HCV is mainly transmitted between people who inject drugs in developed countries. In this population, HCV prevalence is high and incarceration is recognised to be an independent risk factor for infection. To examine HCV transmission among inmates in a prison setting, this research have integrated epidemiology, molecular epidemiology, and computational modelling.
In the first study, HCV incidence and associated risk behaviours were calculated in a prospective cohort of inmates in NSW prisons. Thirty-eight HCV incident cases were identified in 269.94 person-years of follow-up yielding an estimated HCV incidence of 14.08 (95% CI: 9.96-19.32) per 100 person-years. Indigenous identity, injecting daily or more often, and injecting heroin were found to be associated with an increased risk of HCV infection.
The second study integrated virus sequences with risk behaviour and spatio-temporal data in order to reveal transmission clusters among inmates in NSW. Three clusters of recent HCV transmission were detected consisting of four in-custody transmission events involving drug injecting and sharing between source/recipient pairs located in the same prison at the same time. Despite a large background population of prisoners with chronic HCV, transmission events from recently infected individuals were identified in the prison setting.
In the third study, a computational model was developed to simulate the ongoing HCV epidemics in the NSW prisons. The model was used to predict future epidemiological trends and investigate scenarios of altered risk affecting the epidemic. The projected incidence of HCV was stable at 9.72 (95% CI: 9.36-10.08) per 100 person-years until 2020. The potential impact of changes in incarceration rates, and HCV prevention strategies to reduce HCV transmission in NSW prisons were explored.
This approach of integrated epidemiological, molecular epidemiological and modeling methods to study HCV transmissions has clear capacity to inform policy and public health practice in the prison setting. Future work includes consideration of social network information, assessment of new antiviral treatment strategies in NSW prisons, and enhancing linkage with community-based research.
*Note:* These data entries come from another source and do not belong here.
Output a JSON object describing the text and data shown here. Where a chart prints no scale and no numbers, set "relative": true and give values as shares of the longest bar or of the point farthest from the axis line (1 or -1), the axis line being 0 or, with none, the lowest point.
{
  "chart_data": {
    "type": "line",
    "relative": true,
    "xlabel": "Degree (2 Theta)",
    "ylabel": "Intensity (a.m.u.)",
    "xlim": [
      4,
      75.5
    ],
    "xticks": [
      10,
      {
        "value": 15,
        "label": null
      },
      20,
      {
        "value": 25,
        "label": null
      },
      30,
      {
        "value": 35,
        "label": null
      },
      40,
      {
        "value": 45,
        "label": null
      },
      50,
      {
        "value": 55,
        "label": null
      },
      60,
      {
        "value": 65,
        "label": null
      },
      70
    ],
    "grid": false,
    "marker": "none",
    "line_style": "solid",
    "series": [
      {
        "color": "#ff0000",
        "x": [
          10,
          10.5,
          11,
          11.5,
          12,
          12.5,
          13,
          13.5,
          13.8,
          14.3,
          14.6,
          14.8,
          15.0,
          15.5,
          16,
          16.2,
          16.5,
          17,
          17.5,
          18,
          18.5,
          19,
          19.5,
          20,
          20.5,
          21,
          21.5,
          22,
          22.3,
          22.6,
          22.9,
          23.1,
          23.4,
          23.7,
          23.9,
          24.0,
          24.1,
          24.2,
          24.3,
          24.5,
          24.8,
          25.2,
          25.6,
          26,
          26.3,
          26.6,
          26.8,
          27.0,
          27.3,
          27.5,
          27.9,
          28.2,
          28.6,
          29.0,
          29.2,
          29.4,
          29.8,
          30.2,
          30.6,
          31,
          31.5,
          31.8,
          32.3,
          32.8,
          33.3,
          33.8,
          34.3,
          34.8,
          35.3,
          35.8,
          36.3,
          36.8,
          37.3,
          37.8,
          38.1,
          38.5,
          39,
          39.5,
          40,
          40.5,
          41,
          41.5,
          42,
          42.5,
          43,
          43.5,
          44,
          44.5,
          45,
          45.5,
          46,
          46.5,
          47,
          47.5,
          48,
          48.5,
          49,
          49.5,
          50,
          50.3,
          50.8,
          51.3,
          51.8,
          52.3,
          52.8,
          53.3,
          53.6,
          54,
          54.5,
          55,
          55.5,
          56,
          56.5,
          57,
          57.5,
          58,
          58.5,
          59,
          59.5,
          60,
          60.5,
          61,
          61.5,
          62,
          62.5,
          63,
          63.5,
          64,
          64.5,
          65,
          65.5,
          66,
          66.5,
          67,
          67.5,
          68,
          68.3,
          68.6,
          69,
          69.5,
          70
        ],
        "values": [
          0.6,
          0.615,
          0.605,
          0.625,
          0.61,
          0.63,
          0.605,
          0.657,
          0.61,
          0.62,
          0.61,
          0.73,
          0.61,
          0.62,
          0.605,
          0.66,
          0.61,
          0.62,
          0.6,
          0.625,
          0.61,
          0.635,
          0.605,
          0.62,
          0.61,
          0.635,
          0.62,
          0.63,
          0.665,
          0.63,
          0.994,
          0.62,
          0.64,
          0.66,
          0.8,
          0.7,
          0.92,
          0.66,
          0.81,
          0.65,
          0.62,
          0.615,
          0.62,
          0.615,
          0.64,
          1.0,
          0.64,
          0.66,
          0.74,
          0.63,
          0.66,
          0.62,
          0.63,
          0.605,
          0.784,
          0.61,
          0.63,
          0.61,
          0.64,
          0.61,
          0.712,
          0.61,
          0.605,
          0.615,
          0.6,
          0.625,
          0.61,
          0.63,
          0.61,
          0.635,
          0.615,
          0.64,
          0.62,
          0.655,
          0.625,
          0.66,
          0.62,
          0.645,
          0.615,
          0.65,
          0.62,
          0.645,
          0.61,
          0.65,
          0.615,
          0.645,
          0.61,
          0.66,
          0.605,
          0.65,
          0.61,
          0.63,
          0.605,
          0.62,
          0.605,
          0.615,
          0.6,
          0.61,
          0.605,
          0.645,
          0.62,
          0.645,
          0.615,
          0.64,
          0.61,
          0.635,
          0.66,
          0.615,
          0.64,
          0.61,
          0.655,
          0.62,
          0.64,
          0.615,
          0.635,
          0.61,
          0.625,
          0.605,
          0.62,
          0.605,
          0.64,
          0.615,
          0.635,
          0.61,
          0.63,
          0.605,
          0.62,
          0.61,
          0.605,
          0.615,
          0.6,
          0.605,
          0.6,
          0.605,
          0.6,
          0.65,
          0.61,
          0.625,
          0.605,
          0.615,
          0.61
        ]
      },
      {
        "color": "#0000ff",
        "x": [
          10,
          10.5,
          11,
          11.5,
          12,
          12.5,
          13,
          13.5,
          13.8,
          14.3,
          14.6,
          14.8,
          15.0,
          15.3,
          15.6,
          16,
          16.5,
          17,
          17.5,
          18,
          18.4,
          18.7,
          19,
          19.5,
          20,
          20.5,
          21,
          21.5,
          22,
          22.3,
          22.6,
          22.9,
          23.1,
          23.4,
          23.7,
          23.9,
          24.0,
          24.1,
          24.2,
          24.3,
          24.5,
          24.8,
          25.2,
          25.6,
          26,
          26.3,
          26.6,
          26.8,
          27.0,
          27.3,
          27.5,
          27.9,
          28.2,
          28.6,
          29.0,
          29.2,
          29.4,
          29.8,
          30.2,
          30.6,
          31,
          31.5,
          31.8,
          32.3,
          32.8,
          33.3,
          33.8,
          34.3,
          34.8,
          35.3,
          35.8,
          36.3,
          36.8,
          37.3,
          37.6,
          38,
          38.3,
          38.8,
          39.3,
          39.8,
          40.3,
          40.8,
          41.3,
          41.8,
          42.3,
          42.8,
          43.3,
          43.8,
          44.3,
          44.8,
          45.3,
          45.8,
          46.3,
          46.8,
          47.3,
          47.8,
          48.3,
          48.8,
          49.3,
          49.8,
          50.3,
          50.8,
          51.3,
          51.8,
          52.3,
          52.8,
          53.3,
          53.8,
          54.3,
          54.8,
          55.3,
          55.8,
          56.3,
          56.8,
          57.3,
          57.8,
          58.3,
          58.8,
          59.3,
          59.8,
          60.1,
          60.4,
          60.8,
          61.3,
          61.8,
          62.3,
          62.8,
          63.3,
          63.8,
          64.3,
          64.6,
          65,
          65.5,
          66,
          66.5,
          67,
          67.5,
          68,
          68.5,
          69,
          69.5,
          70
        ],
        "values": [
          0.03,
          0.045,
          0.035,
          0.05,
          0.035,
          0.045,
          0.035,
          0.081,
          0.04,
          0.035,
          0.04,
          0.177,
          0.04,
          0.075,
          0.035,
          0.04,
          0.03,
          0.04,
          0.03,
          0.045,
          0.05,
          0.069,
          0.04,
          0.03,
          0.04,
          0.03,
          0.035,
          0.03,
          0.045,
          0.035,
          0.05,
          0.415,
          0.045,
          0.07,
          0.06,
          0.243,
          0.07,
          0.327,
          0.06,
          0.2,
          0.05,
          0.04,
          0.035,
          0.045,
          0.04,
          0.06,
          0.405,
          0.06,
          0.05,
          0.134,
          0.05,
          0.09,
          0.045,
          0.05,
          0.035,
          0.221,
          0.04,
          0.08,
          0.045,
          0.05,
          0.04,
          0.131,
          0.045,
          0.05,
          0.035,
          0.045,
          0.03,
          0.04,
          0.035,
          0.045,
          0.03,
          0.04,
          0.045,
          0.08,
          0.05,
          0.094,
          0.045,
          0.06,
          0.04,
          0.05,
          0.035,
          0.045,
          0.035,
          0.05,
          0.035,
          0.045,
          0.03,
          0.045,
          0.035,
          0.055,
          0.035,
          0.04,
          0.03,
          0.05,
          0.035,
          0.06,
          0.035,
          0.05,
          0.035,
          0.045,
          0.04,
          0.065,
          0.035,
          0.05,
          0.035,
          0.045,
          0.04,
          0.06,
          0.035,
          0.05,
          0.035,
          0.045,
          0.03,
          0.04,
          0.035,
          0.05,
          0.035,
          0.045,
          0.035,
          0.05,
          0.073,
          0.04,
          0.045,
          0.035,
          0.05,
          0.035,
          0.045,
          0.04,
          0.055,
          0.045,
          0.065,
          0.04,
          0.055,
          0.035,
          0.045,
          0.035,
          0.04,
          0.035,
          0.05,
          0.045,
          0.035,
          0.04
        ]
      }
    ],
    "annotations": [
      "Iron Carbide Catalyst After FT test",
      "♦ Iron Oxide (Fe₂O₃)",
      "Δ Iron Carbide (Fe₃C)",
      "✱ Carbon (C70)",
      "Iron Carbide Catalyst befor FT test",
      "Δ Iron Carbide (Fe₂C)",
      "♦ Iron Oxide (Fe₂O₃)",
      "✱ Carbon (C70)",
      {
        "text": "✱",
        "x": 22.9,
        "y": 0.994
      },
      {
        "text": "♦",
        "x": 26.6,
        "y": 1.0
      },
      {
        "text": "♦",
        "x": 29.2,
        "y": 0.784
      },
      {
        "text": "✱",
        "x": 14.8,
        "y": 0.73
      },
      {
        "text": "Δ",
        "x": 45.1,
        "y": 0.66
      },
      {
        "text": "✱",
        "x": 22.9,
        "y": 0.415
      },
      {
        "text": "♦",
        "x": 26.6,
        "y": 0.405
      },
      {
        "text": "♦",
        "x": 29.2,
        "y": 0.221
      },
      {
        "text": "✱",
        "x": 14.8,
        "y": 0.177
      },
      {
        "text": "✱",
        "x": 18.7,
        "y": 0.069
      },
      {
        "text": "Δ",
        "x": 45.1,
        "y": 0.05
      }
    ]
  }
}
Neil Bretana is a Research Associate at the Surveillance and Evaluation Research Program (SERP) at the Kirby Institute at the University of New South Wales. He is focused on understanding the dynamics of infectious disease transmission in high-risk settings, and is dedicated in informing public health policy through scientific evidence. Dr. Bretana’s scientific training includes a B.Sc. in Computer Science, an M.S. in Biomedical Informatics, and a Ph.D. and Pathology.